The scars on her wrists spoke of an earlier time when the loneliness and the heart break may have been too much to bare. That evening, Pauline let her heart speak and what I began to notice about Pauline was the hardness of her cover, her false self dropped away and a new innocent little child emerged, her true nature transposed, there to behold in all its child-like beauty and then she quietly slipped away a day or two later.
Ben
Ben was an elderly Chinese man, long retired from work as a tailor in a clothing factory. Ben was dying with a cancer that was advancing quite quickly. He was in fairly good spirits and had come to accept that he would not live much longer, though his wife was still grieving and struggling to find some justice and reason for the suffering and impending loss of her loved one.

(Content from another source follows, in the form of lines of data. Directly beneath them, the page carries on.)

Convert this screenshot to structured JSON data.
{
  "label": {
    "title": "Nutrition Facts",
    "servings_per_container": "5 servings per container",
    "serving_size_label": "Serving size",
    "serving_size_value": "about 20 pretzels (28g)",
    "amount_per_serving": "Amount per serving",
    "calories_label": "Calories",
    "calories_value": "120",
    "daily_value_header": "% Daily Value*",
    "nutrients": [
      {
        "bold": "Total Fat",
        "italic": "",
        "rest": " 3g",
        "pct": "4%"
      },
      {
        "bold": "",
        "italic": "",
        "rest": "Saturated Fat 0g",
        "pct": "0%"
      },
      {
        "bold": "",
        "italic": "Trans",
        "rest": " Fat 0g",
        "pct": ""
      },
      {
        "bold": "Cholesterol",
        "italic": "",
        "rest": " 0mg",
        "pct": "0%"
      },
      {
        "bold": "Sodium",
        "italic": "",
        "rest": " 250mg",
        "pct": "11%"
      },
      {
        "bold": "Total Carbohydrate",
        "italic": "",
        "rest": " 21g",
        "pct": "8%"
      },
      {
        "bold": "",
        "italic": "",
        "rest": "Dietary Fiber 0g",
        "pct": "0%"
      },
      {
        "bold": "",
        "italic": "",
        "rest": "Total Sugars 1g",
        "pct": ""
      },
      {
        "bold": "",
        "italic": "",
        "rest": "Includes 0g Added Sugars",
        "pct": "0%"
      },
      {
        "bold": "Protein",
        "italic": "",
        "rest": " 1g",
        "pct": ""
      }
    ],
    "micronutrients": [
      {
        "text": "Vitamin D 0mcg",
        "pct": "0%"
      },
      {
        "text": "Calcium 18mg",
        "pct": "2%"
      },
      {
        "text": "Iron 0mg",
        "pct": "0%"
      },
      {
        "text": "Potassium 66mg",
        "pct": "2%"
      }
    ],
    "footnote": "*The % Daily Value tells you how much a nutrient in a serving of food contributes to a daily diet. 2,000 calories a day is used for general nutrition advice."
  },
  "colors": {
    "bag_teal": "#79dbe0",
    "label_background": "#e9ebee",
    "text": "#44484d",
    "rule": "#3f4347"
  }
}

One day in the occupational therapy room, Ben discovered he could paint beautiful figures, especially angels and celestial beings and other wonders in the heavens. He was so touched and inspired by his new found talent that he painted on everything he could get his hands on….napkins, T-shirts, pillow cases and as he worked there was a glow about him.
His finished work, which was so creative and colorful was arrayed all over the Palliative Unit…in his own room of course, in the O.T. room, in the quiet meditation room and in the nurses station as well.
One evening as I sat with Ben praising him for the beauty in his work, he replied that he saw angels all the time and just had to paint them. He exclaimed, “They’re everywhere. They come into my room to change my I.V., they adjust my pillows and cool my brow with a wet cloth, and sometimes they come in just to sit beside me and hold my hand. I hear them out in the hall and I know they are in and out of the rooms of many others. They’re everywhere.”
As Ben spoke to me in his soft and quiet tone, my heart stopped suddenly with a start as I saw on Ben’s face, another face emerging that was transparent and endless and I knew I was gazing at the I Am , the presence within all souls. All those angels, and stars, the suns, the moons and heavenly things that Ben had created were there in his eyes. With a lump in my throat I began to cry, I was so awed by what Ben had revealed.
Ben’s parting gifts to all of us were so Big, even after he departed, there were teary eyes and swollen hearts on that unit for a long time.
Facing The Final Journey
May I be a protector to those who need protection
And walk beside you on your journey home,
May I be an ocean, a river, a stream,
To carry you to the further shore.
May I also be a gentle breeze
A song rising up from the heart,
Reaching my hand up unto the heavens
While holding your hand close to my heart.
May I be a comfort to those in need of comfort
In gratitude for this short stay on sacred ground
May I help you return to the Great Mother
In loving trust until we meet again.